M. Thierry Grosbois : Ce qui est regrettable, c’est que les solutions qui ont été mises en œuvre depuis 2008 par l’Union Européenne sont insuffisantes ! Je crois qu’il y a un consensus assez large chez les économistes, les historiens, les politologues, pour dire que les mesures prises depuis 2008 sont un peu comme un sparadrap sur une plaie béante. Le sparadrap permet de tenir la plaie, mais il ne guérit pas la plaie. Ce n’est pas parce qu’on a un fond de 1 000 milliards d’Euros, par exemple, que cela résout les problèmes structurels de la Zone Euro. Les dirigeants de l’Union Européenne, des pays de la Zone Euro, refusent, parce qu’ils ne sont pas d’accord entre eux, de mettre en œuvre par exemple, une fiscalité commune. Il faut une convergence des fiscalités, directe et indirecte, au sein de la Zone Euro. Donc, il faut un consensus entre les Etats membres sur la fiscalité. Or l’Irlande continue à avoir une fiscalité très basse sur l’impôt des sociétés, le Luxembourg a une fiscalité intéressante du point de vue des accises, la Grèce n’impose pas sa marine marchande et l’église orthodoxe, la Belgique accueille les centres de coordination des multinationales. Bref, c’est la cacophonie et la concurrence fiscale. Il n’y a pas de solutions crédibles esquissées ! Or, c’est nécessaire, pour maintenir à long terme l’Union monétaire. Il faut une convergence des politiques budgétaires, ce qui n’est pas le cas actuellement. Ainsi, l’Euro a permis de baisser les taux d’intérêt, de manière importante, mais certains Etats de la Zone Euro en ont profité pour augmenter leur dette publique au lieu de la restreindre ou de la contrôler, parce qu’avec des intérêts aussi bas, certains Etats ont multiplié les emprunts. C’est le cas de la France, de la Grèce, de l’Espagne, du Portugal, de l’Italie… C’est une conséquence un peu inattendue de la Zone Euro, car les critères de Maastricht ne sont pas respectés, notamment du point de vue budgétaire. Je ne dis pas qu’il faut mener des politiques budgétaires restrictives, mais il faut au moins une convergence des politiques budgétaires.
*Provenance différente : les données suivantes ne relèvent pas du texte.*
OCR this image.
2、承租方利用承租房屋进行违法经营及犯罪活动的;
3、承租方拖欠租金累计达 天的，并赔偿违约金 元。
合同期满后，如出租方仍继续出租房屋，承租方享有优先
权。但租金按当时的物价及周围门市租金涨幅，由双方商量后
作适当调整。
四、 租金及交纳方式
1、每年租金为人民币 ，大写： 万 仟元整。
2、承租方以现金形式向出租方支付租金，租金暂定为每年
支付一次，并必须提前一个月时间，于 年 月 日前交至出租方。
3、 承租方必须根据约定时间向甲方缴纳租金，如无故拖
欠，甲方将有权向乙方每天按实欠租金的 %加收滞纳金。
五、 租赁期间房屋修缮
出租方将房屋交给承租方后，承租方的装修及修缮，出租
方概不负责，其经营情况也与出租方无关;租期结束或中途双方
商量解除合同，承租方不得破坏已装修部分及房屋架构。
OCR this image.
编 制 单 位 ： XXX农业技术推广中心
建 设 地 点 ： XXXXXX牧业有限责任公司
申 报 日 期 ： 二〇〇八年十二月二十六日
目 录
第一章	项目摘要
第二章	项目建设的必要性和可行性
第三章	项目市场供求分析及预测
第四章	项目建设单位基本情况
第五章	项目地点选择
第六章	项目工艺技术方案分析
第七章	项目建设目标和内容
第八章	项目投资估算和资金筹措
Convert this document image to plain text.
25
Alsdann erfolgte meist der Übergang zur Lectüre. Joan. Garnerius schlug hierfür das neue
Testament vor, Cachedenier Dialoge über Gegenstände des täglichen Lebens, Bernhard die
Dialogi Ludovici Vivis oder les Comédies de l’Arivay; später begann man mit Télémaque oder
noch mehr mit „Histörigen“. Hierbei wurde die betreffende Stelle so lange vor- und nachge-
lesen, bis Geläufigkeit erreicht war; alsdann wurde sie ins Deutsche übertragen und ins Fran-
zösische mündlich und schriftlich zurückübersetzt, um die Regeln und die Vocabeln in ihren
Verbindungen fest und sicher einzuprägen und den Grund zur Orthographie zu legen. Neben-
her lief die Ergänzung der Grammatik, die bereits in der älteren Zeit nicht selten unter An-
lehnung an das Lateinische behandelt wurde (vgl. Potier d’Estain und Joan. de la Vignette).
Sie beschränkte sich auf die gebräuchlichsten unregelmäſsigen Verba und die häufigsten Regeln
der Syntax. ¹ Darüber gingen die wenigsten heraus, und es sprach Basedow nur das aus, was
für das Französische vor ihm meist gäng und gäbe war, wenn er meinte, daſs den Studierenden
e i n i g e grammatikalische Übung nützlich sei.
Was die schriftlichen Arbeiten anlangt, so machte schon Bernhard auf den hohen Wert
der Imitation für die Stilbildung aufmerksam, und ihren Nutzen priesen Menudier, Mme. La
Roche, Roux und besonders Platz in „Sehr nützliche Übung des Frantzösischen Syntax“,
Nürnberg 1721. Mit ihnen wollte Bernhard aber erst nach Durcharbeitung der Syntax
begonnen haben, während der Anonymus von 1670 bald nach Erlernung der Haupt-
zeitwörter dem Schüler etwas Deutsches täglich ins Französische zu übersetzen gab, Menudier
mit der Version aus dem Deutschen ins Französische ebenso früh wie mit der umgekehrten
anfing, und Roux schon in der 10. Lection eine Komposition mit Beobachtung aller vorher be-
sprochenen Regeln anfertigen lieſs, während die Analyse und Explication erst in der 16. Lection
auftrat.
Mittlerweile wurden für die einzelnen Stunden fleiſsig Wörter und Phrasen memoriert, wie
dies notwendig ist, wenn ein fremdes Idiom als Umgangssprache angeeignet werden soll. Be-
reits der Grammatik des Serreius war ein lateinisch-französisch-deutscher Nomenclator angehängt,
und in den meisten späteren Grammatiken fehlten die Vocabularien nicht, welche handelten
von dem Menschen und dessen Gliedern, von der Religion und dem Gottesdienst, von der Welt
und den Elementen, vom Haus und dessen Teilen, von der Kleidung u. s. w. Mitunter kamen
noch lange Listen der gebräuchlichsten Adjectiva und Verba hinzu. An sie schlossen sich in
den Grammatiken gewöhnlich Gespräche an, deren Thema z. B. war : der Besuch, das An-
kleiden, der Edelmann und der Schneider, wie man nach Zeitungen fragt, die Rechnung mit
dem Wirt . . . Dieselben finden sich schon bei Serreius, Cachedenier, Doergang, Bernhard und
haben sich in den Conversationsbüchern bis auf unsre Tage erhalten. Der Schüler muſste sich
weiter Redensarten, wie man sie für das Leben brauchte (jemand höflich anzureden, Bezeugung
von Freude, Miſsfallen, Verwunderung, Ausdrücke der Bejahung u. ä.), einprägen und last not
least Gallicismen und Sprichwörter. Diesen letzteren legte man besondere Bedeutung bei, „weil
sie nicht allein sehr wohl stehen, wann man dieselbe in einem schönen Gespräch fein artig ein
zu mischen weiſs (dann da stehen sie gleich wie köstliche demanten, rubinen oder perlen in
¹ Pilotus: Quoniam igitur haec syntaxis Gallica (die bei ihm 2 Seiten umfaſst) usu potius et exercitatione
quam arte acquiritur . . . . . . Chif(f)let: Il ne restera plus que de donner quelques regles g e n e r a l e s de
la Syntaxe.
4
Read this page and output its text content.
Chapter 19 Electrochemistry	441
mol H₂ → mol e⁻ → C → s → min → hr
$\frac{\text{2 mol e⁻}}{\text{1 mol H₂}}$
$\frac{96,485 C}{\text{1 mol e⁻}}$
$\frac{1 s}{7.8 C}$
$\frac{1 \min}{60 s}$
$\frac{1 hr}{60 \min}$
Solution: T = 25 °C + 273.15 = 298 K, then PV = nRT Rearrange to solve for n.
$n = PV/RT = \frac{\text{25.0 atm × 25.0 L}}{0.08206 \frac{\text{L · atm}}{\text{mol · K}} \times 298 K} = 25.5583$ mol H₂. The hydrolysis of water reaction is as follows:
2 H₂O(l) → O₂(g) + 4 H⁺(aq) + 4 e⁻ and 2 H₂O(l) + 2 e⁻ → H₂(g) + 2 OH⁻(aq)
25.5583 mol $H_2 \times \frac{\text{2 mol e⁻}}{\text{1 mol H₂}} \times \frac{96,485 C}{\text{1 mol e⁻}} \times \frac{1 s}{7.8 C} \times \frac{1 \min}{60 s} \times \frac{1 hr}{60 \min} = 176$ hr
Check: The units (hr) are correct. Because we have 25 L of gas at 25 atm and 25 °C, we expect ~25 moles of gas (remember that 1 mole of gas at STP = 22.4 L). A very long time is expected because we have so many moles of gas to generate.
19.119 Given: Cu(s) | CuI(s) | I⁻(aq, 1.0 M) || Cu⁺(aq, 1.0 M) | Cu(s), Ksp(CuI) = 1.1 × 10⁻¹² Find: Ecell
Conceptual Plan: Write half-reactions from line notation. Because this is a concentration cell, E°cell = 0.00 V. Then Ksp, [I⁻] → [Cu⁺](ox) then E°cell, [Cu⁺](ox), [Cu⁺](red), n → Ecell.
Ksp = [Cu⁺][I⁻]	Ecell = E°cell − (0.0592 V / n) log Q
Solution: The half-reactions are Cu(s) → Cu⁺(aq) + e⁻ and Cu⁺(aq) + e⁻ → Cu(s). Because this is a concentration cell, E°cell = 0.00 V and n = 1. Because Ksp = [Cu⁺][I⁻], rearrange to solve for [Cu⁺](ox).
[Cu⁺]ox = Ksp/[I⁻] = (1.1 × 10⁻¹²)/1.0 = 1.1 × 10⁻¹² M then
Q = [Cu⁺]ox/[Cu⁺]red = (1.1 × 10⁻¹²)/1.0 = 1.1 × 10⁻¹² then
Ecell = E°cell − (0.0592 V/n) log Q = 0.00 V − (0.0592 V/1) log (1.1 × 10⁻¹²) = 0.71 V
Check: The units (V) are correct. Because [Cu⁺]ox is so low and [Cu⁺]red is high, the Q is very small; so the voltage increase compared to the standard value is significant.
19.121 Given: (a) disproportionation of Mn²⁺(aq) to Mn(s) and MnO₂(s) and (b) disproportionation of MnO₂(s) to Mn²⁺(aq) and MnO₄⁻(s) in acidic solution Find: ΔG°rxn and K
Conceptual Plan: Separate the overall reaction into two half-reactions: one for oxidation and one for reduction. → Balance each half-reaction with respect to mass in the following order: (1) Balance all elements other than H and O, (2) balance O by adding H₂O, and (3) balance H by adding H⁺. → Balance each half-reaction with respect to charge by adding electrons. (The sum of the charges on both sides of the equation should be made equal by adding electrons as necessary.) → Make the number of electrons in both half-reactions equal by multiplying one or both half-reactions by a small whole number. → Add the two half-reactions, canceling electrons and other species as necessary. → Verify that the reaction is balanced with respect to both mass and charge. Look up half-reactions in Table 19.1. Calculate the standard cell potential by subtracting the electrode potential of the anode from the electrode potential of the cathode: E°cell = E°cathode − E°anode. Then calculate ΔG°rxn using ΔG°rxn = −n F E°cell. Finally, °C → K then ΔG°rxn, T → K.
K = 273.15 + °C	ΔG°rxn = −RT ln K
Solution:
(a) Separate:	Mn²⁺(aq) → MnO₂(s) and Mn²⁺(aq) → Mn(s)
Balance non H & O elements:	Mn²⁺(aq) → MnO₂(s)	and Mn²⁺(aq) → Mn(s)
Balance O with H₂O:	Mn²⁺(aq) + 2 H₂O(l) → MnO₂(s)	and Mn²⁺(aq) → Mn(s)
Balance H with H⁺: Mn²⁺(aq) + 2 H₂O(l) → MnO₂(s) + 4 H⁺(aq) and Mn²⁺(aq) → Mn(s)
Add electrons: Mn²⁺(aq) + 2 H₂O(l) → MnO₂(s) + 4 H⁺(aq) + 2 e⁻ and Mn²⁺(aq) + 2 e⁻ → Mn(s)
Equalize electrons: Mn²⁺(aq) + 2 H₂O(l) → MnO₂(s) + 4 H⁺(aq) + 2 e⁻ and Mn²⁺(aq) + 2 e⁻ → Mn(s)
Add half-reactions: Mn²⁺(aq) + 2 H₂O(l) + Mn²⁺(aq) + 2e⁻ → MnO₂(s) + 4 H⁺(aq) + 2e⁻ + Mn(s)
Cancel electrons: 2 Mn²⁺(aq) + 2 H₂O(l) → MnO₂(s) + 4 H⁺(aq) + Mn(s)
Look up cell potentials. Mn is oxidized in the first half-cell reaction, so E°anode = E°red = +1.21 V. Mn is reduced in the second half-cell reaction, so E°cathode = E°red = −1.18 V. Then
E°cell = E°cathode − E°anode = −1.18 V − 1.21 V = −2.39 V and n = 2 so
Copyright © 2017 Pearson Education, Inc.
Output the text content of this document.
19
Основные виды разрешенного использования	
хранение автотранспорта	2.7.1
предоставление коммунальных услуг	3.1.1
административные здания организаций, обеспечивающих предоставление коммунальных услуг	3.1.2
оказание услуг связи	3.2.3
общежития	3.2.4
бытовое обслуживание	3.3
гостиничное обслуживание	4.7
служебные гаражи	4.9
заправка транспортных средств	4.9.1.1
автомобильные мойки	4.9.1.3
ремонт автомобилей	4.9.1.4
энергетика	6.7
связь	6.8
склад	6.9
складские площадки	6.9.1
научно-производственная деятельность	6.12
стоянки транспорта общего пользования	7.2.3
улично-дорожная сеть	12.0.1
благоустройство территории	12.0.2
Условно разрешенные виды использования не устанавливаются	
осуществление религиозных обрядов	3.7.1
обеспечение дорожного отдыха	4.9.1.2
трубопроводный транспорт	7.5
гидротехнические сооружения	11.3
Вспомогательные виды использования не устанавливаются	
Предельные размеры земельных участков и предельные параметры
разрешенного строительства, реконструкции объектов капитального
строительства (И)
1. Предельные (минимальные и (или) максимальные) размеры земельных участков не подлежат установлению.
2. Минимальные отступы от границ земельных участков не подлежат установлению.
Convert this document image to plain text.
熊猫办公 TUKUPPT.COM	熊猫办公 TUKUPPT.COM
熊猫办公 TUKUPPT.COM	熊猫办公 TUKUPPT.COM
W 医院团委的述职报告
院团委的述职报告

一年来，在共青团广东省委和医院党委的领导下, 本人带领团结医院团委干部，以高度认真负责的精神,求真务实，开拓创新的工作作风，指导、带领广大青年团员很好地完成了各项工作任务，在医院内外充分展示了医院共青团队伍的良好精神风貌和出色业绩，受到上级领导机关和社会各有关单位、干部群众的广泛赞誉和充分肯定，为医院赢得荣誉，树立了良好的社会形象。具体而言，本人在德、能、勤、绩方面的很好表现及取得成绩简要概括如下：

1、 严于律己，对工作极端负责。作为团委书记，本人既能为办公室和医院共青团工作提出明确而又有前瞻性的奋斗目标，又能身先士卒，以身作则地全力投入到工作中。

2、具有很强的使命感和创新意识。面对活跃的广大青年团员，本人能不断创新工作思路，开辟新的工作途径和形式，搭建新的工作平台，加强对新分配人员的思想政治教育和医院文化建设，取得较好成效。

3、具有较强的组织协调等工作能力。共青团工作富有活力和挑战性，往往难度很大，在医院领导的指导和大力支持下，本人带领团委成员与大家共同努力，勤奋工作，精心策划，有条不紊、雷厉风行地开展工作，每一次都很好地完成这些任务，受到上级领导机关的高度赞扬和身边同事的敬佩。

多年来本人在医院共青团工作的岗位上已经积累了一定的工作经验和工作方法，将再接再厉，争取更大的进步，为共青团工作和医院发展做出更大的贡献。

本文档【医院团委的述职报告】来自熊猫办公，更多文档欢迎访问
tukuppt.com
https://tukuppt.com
Autre élément aussi – il n’y a aucune décision là-dessus -, c’est l’émission  d’Euro-obligations. Il n’y a pas de volonté des États de la Zone Euro d’émettre des Euro-obligations. Dans ce cas, ce ne serait plus chaque Etat qui émettrait ses obligations nationales, pour emprunter, mais il y aurait des Euro-obligations, qui seraient émises et garanties par l’ensemble des États membres de la Zone Euro. Ce qui permettrait de donner une meilleure garantie et éviter des évaluations navrantes de certains États par les agences de notation. Notre problème est que les obligations sont émises encore par les États-nations : par la France, par la Belgique, par la Grèce… Les taux d’intérêt sont très divergents d’un État à l’autre, parce que la confiance en la Grèce n’est pas la même que la confiance en la France ou en l’Allemagne. Cette situation ne peut perdurer. Cela peut provoquer une destruction de l’Union monétaire également, ou une crise grave de l’Euro, s’il n’y a pas de convergence des taux d’intérêt pour les obligations des Etats, et la seule manière d’avoir une convergence serait d’émettre des Euro-obligations garanties par tous les États de la Zone Euro.